Konflik internal kali ini sudah out of control. Tidak seperti biasanya setelah kekalahan Jusuf Kalla-Wiranto pada Pemilu 2009, Partai Golkar di bawah Aburizal Bakrie kala itu cepat berkonsolidasi dan menjadi bagian dari Pemerintahan SBY di berbagai momentum politik.
Konflik internal kali ini ialah konflik yang terparah dan terdalam melibatkan semua faksi yang ada dalam tubuh Partai Golkar. Sejujurnya, setelah kemenangan Aburizal Bakrie pada Munas Pekanbaru 2009, sebenarnya ada secercah harapan bahwa partai ini akan kembali membesar, setidaknya memenangi Pemilu 2014.
Ketika Partai Golkar di bawah besutan Aburizal mengalami kekalahan beruntun dalam berbagai perhelatan pilkada di level provinsi dan seolah terus berlanjut, analis memperkirakan kekalahan beruntun itu diduga sebagai tanda kegagalan Partai Golkar dalam memasarkan calon-calon Gubernur.

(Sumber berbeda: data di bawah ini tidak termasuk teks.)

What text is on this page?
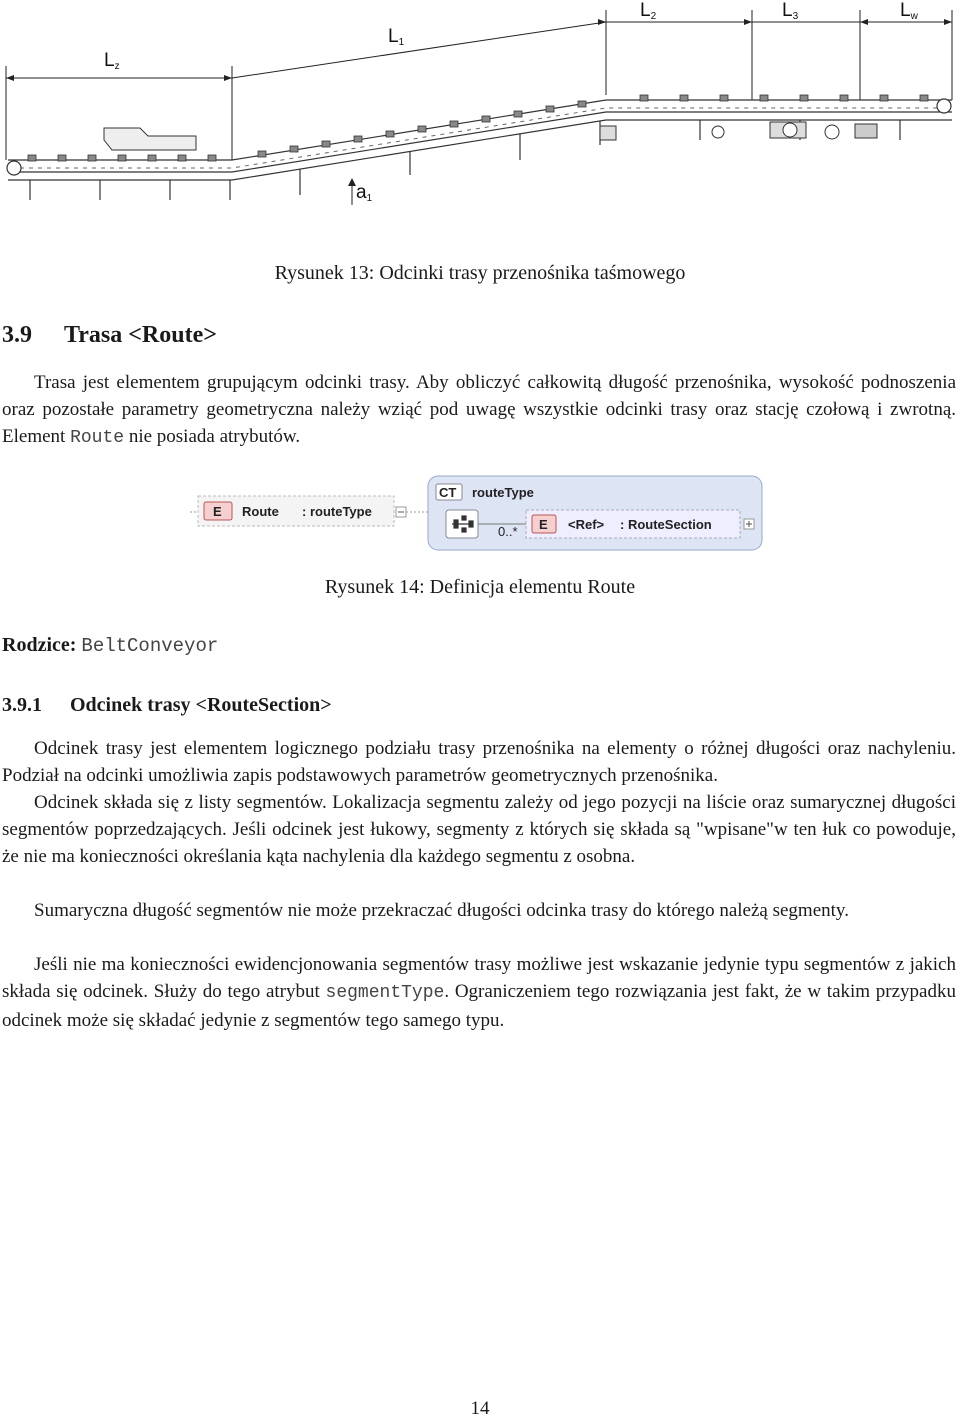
Lz
L1
L2	L3	Lw
a1
Rysunek 13: Odcinki trasy przenośnika taśmowego
3.9 Trasa <Route>

Trasa jest elementem grupującym odcinki trasy. Aby obliczyć całkowitą długość przenośnika, wysokość podnoszenia oraz pozostałe parametry geometryczna należy wziąć pod uwagę wszystkie odcinki trasy oraz stację czołową i zwrotną. Element Route nie posiada atrybutów.

E Route : routeType
CT routeType
0..* E <Ref> : RouteSection
Rysunek 14: Definicja elementu Route
Rodzice: BeltConveyor
3.9.1 Odcinek trasy <RouteSection>

Odcinek trasy jest elementem logicznego podziału trasy przenośnika na elementy o różnej długości oraz nachyleniu. Podział na odcinki umożliwia zapis podstawowych parametrów geometrycznych przenośnika.

Odcinek składa się z listy segmentów. Lokalizacja segmentu zależy od jego pozycji na liście oraz sumarycznej długości segmentów poprzedzających. Jeśli odcinek jest łukowy, segmenty z których się składa są "wpisane"w ten łuk co powoduje, że nie ma konieczności określania kąta nachylenia dla każdego segmentu z osobna.

Sumaryczna długość segmentów nie może przekraczać długości odcinka trasy do którego należą segmenty.

Jeśli nie ma konieczności ewidencjonowania segmentów trasy możliwe jest wskazanie jedynie typu segmentów z jakich składa się odcinek. Służy do tego atrybut segmentType. Ograniczeniem tego rozwiązania jest fakt, że w takim przypadku odcinek może się składać jedynie z segmentów tego samego typu.

14
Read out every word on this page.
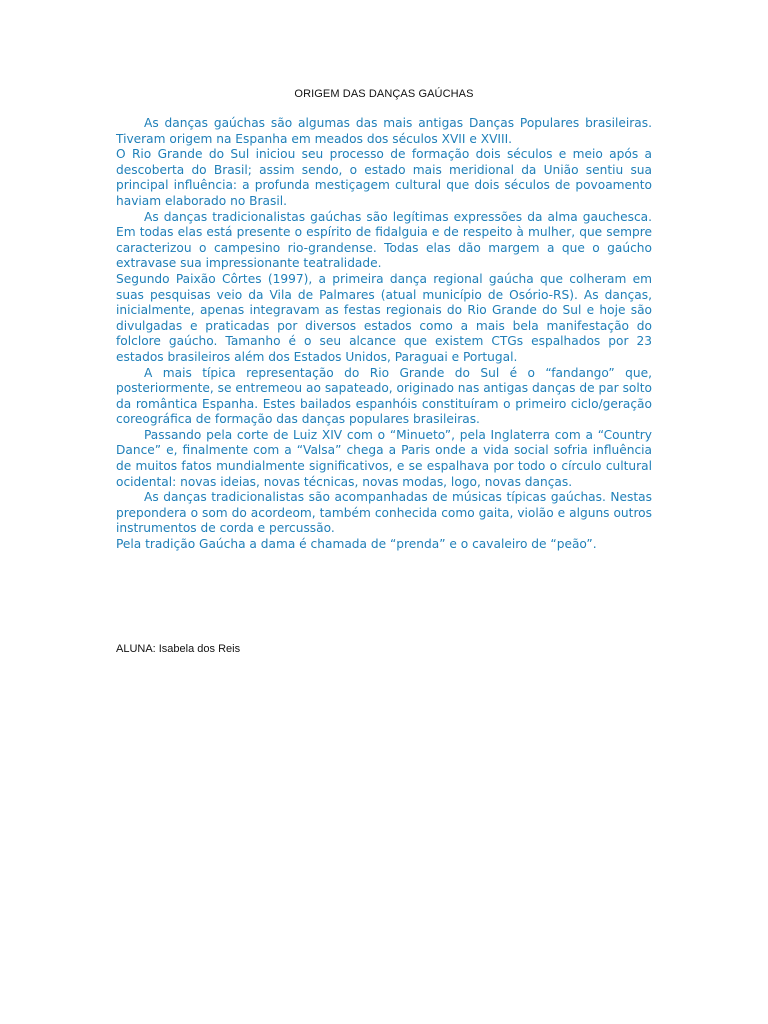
ORIGEM DAS DANÇAS GAÚCHAS

As danças gaúchas são algumas das mais antigas Danças Populares brasileiras. Tiveram origem na Espanha em meados dos séculos XVII e XVIII.

O Rio Grande do Sul iniciou seu processo de formação dois séculos e meio após a descoberta do Brasil; assim sendo, o estado mais meridional da União sentiu sua principal influência: a profunda mestiçagem cultural que dois séculos de povoamento haviam elaborado no Brasil.

As danças tradicionalistas gaúchas são legítimas expressões da alma gauchesca. Em todas elas está presente o espírito de fidalguia e de respeito à mulher, que sempre caracterizou o campesino rio-grandense. Todas elas dão margem a que o gaúcho extravase sua impressionante teatralidade.

Segundo Paixão Côrtes (1997), a primeira dança regional gaúcha que colheram em suas pesquisas veio da Vila de Palmares (atual município de Osório-RS). As danças, inicialmente, apenas integravam as festas regionais do Rio Grande do Sul e hoje são divulgadas e praticadas por diversos estados como a mais bela manifestação do folclore gaúcho. Tamanho é o seu alcance que existem CTGs espalhados por 23 estados brasileiros além dos Estados Unidos, Paraguai e Portugal.

A mais típica representação do Rio Grande do Sul é o “fandango” que, posteriormente, se entremeou ao sapateado, originado nas antigas danças de par solto da romântica Espanha. Estes bailados espanhóis constituíram o primeiro ciclo/geração coreográfica de formação das danças populares brasileiras.

Passando pela corte de Luiz XIV com o “Minueto”, pela Inglaterra com a “Country Dance” e, finalmente com a “Valsa” chega a Paris onde a vida social sofria influência de muitos fatos mundialmente significativos, e se espalhava por todo o círculo cultural ocidental: novas ideias, novas técnicas, novas modas, logo, novas danças.

As danças tradicionalistas são acompanhadas de músicas típicas gaúchas. Nestas prepondera o som do acordeom, também conhecida como gaita, violão e alguns outros instrumentos de corda e percussão.

Pela tradição Gaúcha a dama é chamada de “prenda” e o cavaleiro de “peão”.

ALUNA: Isabela dos Reis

Kekalahan juga tidak hanya di Pilkada Gubernur, Bupati, dan Wali Kota, dalam Pemilihan Legislatif 2009 partai ini hanya menempati urutan kedua dengan memperoleh 14,45%, jika dibandingkan dengan Pemilihan Legislatif 2004 yang memperoleh 21,58.Angka itu kemudian hanya naik 0,30% di Pemilu 2014 menjadi 14,75% (dan itu tidak begitu signifikan).
Fenomena di atas diperparah dengan jatuhnya suara pasangan yang diusung Golkar dalam Pilpres 2009 dan kembali juga menderita kekalahan pada Pilpres 2014.
Solusi
Politikus senior Partai Golkar, Akbar Tandjung, dalam bukunya, The Golkar Way membeberkan politik saudagar dan modal pedagang yang telah sedikit mengganggu stabilitas logika fairness dalam tubuh partai ini.

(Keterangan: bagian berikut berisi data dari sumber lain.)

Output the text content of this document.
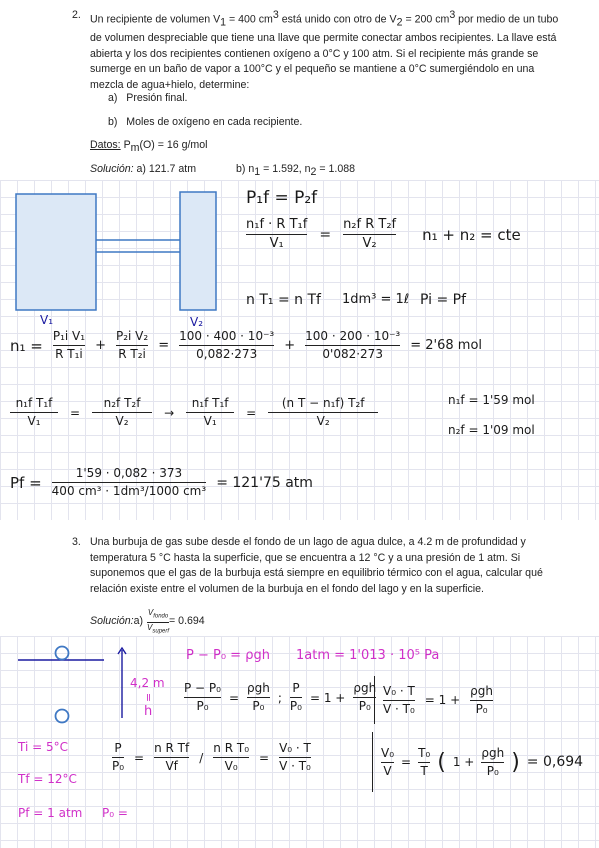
2. Un recipiente de volumen $V_1 = 400$ $cm^3$ está unido con otro de $V_2 = 200$ $cm^3$ por medio de un tubo de volumen despreciable que tiene una llave que permite conectar ambos recipientes. La llave está abierta y los dos recipientes contienen oxígeno a 0°C y 100 atm. Si el recipiente más grande se sumerge en un baño de vapor a 100°C y el pequeño se mantiene a 0°C sumergiéndolo en una mezcla de agua+hielo, determine:
a)   Presión final.
b)   Moles de oxígeno en cada recipiente.
Datos: $P_m(O) = 16$ g/mol
Solución: a) 121.7 atm	b) $n_1 = 1.592$, $n_2 = 1.088$
V₁	V₂
P₁f = P₂f
$\frac{\text{n₁f · R T₁f}}{\text{V₁}} = \frac{\text{n₂f R T₂f}}{\text{V₂}} n_1 + n_2$ = cte
n T₁ = n Tf 1dm³ = 1ℓ Pi = Pf
$n_1 = \frac{\text{P₁i V₁}}{\text{R T₁i}} + \frac{\text{P₂i V₂}}{\text{R T₂i}} = \frac{\text{100 · 400 · 10⁻³}}{0,082\cdot 273} + \frac{\text{100 · 200 · 10⁻³}}{0'082\cdot 273} = 2'68$ mol
$\frac{\text{n₁f T₁f}}{\text{V₁}} = \frac{\text{n₂f T₂f}}{\text{V₂}} \to \frac{\text{n₁f T₁f}}{\text{V₁}} = \frac{\text{(n T − n₁f) T₂f}}{\text{V₂}}$	n₁f = 1'59 mol
n₂f = 1'09 mol
$Pf = \frac{1'59 \cdot 0,082 \cdot 373}{\text{400 cm³ · 1dm³/1000 cm³}} = 121'75$ atm
3. Una burbuja de gas sube desde el fondo de un lago de agua dulce, a 4.2 m de profundidad y temperatura 5 °C hasta la superficie, que se encuentra a 12 °C y a una presión de 1 atm. Si suponemos que el gas de la burbuja está siempre en equilibrio térmico con el agua, calcular qué relación existe entre el volumen de la burbuja en el fondo del lago y en la superficie.
Solución: $a) \frac{V_{fondo}}{V_{superf}} = 0.694$
P − P₀ = ρgh 1atm = 1'013 · 10⁵ Pa
4,2 m
=
h	$\frac{\text{P − P₀}}{\text{P₀}} = \frac{\text{ρgh}}{\text{P₀}}$ ; $\frac{P}{\text{P₀}} = 1 + \frac{\text{ρgh}}{\text{P₀}} \frac{\text{V₀ · T}}{\text{V · T₀}} = 1 + \frac{\text{ρgh}}{\text{P₀}}$
Ti = 5°C
Tf = 12°C
Pf = 1 atm P₀ =
$\frac{P}{\text{P₀}} = \frac{\text{n R Tf}}{Vf} / \frac{\text{n R T₀}}{\text{V₀}} = \frac{\text{V₀ · T}}{\text{V · T₀}}$	$\frac{\text{V₀}}{V} = \frac{\text{T₀}}{T}$ ( $1 + \frac{\text{ρgh}}{\text{P₀}}$ ) = 0,694
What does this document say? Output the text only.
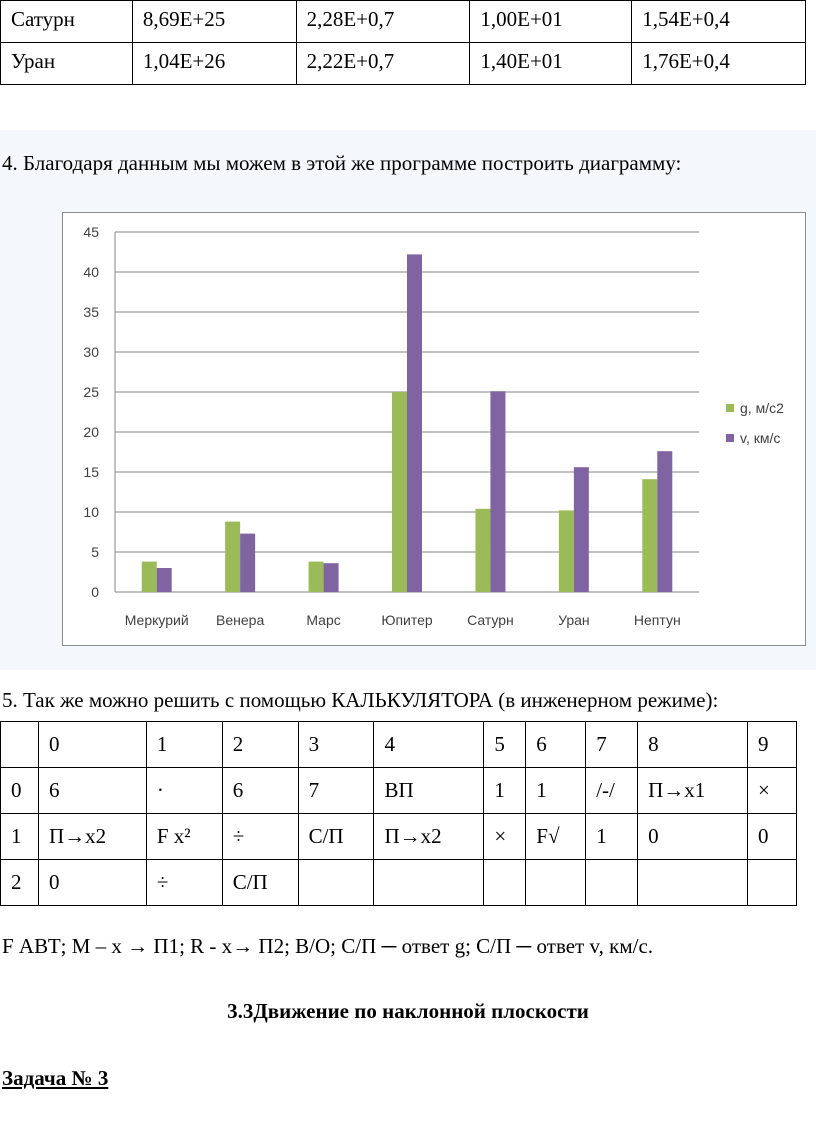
Сатурн	8,69E+25	2,28E+0,7	1,00E+01	1,54E+0,4
Уран	1,04E+26	2,22E+0,7	1,40E+01	1,76E+0,4
4. Благодаря данным мы можем в этой же программе построить диаграмму:
0
5
10
15
20
25
30
35
40
45
Меркурий Венера	Марс	Юпитер Сатурн	Уран	Нептун
g, м/с2
v, км/с
5. Так же можно решить с помощью КАЛЬКУЛЯТОРА (в инженерном режиме):
	0	1	2	3	4	5	6	7	8	9
0	6	·	6	7	ВП	1	1	/-/	П→x1	×
1	П→x2	F x²	÷	С/П	П→x2	×	F√	1	0	0
2	0	÷	С/П							
F АВТ; М – х → П1; R - х→ П2; В/О; С/П ─ ответ g; С/П ─ ответ v, км/с.
3.3Движение по наклонной плоскости
Задача № 3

Dalam kata pengantar buku The Golkar Way, Akbar Tandjung menyoroti bahwa pola kepemimpinan saudagar yang sangatlah berorientasi jangka pendek, mengedepankan spekulasi bisnis, serta cenderung tidak menghargai proses, tetapi hasil pola seperti ini akan mengabaikan penguatan kelembagaan.
Apakah hal di atas menjadi poin utama yang menjadi penyebab banyaknya kekalahan Partai Golkar di arena pilkada atau ini murni sebagai kegagalan Aburizal Bakrie mendorong konsolidasi internal partai?
Pada bagian lain, terkait dengan konflik, penunjukan Jusuf Kalla sebagai ketua tim transisi juga merupakan solusi yang tepat. Munas rekonsiliasi atau munas bersama dua Kubu Ancol dan Bali ialah solusi yang paling tepat untuk atasi kisruh Partai Golkar. Konflik Partai Golkar ini sudah mengarah pada konflik antarkubu dan sangat politicking situasinya, dalam situasi konflik seperti ini, secara teoritis yang paling tepat dengan menciptakan alternatif pilihan.
Alternatif pilihan itu, adalah menyelenggarakan munas dipercepat dengan melibatkan semua pihak yang berkonflik serta dimediasi person yang tepercaya dalam kelompok yang berkonflik tersebut.
Tokoh-tokoh ideologis Golkar tersebut bisa jadi penyejuk beberapa kubu yang ada dalam tubuh Partai Golkar. Selain munas rekonsiliasi, hal lain yang patut dipertimbangkan oleh Partai Golkar dan sebagai cara mendorong kinerja partai ialah mencari tokoh-tokoh alternatif sebagai Calon Ketua Umum Partai Golkar ke depan.
Tokoh-tokoh muda Golkar dari beberapa kelompok dan profesi seharusnya dipersilakan saja dimunculkan untuk berkompetisi merebut kursi Golkar 1, dan ini menyehatkan bagi perkembangan Partai Golkar ke depan.
Apalagi, 2019 ialah era kontestasi anak-anak muda dan Partai Golkar harus antisipasi perubahan skema politik tersebut jika tidak mau terhempas oleh spektrum politik baru Indonesia yang kita duga akan terjadi pada 2019.